Brasil é o único no mundo a discutir PEC em meio à pandemia de coronavírus
Confira a análise de Thaís Herédia sobre a morosidade do governo federal em organizar os gastos durante a crise causada pelo avanço do coronavírus


O mundo joga trilhões de dinheiros pelos helicópteros para alcançar as pessoas que já sentem os efeitos da parada brusca da atividade econômica onde o coronavírus chegou e faz suas vítimas. E o Brasil? O Brasil discute como mudar a Constituição para liberar o governo federal a gastar e salvar brasileiros desassistidos. Cada dia que o Congresso Nacional e o poder Executivo não se entendem, o que tem sido praticamente diário, é um a menos que os milhões de trabalhadores ficam sem renda para enfrentar as quarentenas decretadas em muitos estados.
“O Brasil é o único lugar do mundo que está discutindo PEC no meio dessa crise! O orçamento de guerra pode ajudar muito porque desvincula os recursos do orçamento, dá acesso à Conta Única, libera a limitação da Regra de Ouro. Esse assembleísmo faz parte da cultura brasileira, mas é preciso mais objetividade”, disse à coluna o economista Manoel Pires, economista, ex-Secretário de Política Econômica no governo Temer.
O debate em torno do orçamento de guerra deveria estar focado na forma mais ágil, legal, transparente e eficaz de fazer o recurso chegar rapidamente ao bolso dos quase 40 milhões de trabalhadores informais, para ficar só nesta frente da batalha. A separação das contas para lidar com a pandemia do novo coronavírus já está na pauta do parlamento há mais de uma semana. E, até agora, nada.
A minuta da PEC que deve ir à votação prevê instrumentos imprescindíveis para os governo poder contratar médicos, transferir recursos para estados e municípios, destinar dinheiro aos trabalhadores, tirar valores já vinculados a outros setores, como educação, e mandar para a saúde, por exemplo. Há dois pontos relevantes que soam mais técnicos, mas que farão uma enorme diferença: suspender a Regra de Ouro e liberar acesso à Conta Única, que hoje tem saldo de pouco mais de R$ 1,3 trilhão.

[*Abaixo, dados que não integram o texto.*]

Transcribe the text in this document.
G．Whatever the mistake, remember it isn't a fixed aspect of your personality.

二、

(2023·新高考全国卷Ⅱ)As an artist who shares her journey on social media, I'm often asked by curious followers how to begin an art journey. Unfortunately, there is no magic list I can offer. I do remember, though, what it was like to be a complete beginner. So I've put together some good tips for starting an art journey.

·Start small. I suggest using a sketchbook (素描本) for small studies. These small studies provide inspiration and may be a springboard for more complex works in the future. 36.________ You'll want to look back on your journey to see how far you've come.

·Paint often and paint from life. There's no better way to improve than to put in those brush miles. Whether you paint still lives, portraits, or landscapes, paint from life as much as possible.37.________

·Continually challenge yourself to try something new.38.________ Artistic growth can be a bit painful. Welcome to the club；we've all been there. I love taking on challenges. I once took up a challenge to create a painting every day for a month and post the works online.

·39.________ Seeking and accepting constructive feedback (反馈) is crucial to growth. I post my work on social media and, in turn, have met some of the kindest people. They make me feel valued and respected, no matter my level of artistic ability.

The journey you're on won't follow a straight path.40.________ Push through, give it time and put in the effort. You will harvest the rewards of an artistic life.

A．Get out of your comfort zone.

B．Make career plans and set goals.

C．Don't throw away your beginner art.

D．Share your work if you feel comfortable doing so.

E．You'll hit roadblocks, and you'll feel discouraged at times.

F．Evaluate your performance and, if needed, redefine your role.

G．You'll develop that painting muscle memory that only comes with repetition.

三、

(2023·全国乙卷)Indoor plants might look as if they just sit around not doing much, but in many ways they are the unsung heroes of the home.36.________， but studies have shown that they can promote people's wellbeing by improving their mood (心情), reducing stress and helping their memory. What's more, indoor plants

O maior imbroglio é, para variar, político. Quem vai mandar em quem? Para tentar aparar arestas, resolveram criar um Comitê de Gestão da Crise com cadeiras para todos os poderes e adjacentes. Será um amontoado de autoridades que precisam estar alinhadas e preparadas para acelerar as decisões prioritárias. Será?
“Aquilo que é o prioritário, que é agilizar a transferência da renda, fica preso neste culto federativo, num ambiente que todo mundo está brigando. O governo federal tem maioria no comitê, mas está clara a diluição de poder Executivo. Não está claro como será a tomada da decisão. Maioria simples? Quem assina o que o orçamento determinar? Imagine se decidirem que vão precisar de um projeto de lei para regulamentar a PEC? Vai levar ainda mais tempo”, alerta o economista.
O Brasil gasta muito, todos já sabem. Mas é muito difícil gastar dinheiro público no país, especialmente para fazer o que é prioritário. Tudo está na Constituição. Agora, no meio da crise mais aguda que o país enfrentará, o governo federal está completamente amarrado para socorrer as dezenas de milhões de brasileiros que já estão sendo atingidos pela onda do contágio, perdendo renda e empregos.
Há mais de 10 dias, o ministro da Economia, Paulo Guedes, falou a primeira vez sobre um voucher de R$ 200 para trabalhadores autônomos. Só nesta segunda-feira (30) o Congresso aprovou o benefício que subiu para R$ 600, uma melhora importante. Quanto tempo vai levar para o dinheiro atravessar os labirintos da burocracia brasileira? Quantos bloqueios políticos ainda vão aparecer para atrasar a assistência às famílias? Perguntas sem respostas, assim como aquela que pede uma vacina contra o novo coronavírus.